Mais ce qui fonctionne le moins bien, c'est cette manière qu'a la cinéaste de refuser tout abandon. Qu'est-ce qui a poussé cette femme à succomber aux charmes d'un petit escroc minable ? D'emblée, il est évident que l'homme est un arnaqueur sans envergure ni charisme (Kool Shen est d'ailleurs assez fade dans le rôle) et l'on ne comprend pas pourquoi cette femme intelligente tombe dans son piège. Que Breillat cherche à éviter les explications trop évidentes (le handicap, la solitude...) est tout à son honneur. En revanche, on aurait aimé qu'elle suggère quelque chose qui ait trait avec la passion, la fascination or jamais on ne ressent cette dimension. Piquée d'avoir été arnaquée (on le serait à moins!), elle n'offre aucune chance à ce « couple » improbable d'avoir une existence à l'écran. L'escroc est d'emblée une petite frappe sans intérêt et Maud est toujours sur la réserve en conservant un certain mépris pour Vilko, tentant même de transformer sa faiblesse en force (ces moments où elle l'utilise comme un « esclave » et lui fait mettre ses bottes).

Jamais Maud ne s'abandonne à cette relation, quelle qu'en soit sa teneur (amitié ? Amour ? Désir?...).
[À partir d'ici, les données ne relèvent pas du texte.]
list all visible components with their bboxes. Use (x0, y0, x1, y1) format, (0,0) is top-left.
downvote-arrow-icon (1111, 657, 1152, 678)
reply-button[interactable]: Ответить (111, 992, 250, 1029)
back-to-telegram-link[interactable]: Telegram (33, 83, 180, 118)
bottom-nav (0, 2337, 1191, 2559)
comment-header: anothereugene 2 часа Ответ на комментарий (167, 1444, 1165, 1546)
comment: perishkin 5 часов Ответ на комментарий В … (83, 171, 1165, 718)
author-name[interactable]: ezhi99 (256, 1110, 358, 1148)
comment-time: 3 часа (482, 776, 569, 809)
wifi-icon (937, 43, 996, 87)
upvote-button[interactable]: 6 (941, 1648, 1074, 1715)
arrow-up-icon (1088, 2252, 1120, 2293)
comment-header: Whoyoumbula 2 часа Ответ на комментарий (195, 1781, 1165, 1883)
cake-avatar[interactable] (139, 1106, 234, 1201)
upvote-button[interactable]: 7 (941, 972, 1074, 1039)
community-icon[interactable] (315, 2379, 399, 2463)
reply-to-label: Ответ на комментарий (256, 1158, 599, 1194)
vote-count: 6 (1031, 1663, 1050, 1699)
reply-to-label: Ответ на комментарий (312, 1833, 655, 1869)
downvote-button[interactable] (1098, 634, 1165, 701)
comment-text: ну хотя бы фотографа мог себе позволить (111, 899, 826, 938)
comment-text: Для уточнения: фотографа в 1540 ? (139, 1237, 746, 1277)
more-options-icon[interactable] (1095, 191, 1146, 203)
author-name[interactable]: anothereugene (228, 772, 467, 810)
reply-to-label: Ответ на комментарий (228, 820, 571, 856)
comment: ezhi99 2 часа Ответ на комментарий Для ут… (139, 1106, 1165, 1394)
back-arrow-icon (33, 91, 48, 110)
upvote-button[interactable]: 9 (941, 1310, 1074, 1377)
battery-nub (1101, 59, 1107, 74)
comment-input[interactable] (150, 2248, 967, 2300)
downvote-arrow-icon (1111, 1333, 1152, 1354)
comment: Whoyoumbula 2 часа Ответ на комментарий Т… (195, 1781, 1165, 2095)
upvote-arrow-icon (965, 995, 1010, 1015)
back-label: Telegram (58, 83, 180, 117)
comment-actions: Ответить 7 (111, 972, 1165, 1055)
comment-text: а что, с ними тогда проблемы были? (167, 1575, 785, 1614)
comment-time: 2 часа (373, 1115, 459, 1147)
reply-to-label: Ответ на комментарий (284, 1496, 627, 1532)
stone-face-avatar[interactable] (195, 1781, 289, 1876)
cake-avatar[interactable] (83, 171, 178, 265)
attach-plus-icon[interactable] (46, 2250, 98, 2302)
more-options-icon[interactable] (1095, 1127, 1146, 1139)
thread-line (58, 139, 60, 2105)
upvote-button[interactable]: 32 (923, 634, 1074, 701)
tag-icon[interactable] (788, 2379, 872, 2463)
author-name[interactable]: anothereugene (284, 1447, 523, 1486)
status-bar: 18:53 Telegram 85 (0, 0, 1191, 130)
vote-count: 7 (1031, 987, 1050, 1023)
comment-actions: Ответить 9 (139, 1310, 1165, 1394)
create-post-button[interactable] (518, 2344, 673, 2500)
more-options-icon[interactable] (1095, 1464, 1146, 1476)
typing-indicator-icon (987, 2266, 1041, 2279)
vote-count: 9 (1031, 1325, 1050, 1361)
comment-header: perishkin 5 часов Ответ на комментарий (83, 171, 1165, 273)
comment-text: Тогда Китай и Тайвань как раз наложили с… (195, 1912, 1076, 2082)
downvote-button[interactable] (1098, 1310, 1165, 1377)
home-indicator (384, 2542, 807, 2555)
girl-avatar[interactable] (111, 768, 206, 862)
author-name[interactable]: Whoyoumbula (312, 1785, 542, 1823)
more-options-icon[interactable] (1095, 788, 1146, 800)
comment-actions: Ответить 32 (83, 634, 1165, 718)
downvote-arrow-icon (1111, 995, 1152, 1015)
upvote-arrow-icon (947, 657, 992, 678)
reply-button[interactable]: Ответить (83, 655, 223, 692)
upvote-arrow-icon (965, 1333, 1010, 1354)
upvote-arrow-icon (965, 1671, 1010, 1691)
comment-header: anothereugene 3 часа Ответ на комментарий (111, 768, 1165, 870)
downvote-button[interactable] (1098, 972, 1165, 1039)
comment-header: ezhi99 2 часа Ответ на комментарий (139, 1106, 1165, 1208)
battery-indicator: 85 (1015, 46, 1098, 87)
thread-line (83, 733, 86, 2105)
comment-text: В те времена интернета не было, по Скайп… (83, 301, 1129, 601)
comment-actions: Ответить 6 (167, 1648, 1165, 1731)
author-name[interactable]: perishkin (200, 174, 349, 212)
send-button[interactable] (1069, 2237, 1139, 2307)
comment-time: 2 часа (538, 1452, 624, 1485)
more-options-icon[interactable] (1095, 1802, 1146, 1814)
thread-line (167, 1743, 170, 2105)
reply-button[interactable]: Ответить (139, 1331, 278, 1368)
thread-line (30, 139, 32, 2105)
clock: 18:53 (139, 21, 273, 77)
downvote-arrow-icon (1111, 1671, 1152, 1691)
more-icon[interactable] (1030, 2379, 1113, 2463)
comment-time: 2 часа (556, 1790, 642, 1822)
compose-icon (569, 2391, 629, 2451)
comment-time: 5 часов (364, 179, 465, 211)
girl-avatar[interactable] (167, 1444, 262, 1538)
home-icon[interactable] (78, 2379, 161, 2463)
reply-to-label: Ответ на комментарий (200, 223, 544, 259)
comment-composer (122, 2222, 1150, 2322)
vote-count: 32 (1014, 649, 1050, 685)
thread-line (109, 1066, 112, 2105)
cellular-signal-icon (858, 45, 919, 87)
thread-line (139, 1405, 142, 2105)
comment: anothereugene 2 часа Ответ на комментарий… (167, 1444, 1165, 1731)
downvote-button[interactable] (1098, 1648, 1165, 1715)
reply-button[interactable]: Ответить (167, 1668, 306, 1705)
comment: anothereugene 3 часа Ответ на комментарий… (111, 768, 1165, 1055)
Le film reste à la surface des choses et se contente de séquences assez répétitives (la ronde des chèques, les retours de Vilko, ses mensonges...) sans parvenir à trouver une distance par rapport à l'anecdote et à trouver une certaine stylisation qui permettrait à la cinéaste de créer de véritables personnages de cinéma.

Seul le plan final, bergmanien, est magnifique parce que le visage d'Isabelle Huppert saisi en gros plan révèle soudain les gouffres de cette histoire de dépossession. Son désarroi est alors vertigineux et l'on regrette que le film n'ait jamais été à la hauteur de ce trouble, de cette opacité...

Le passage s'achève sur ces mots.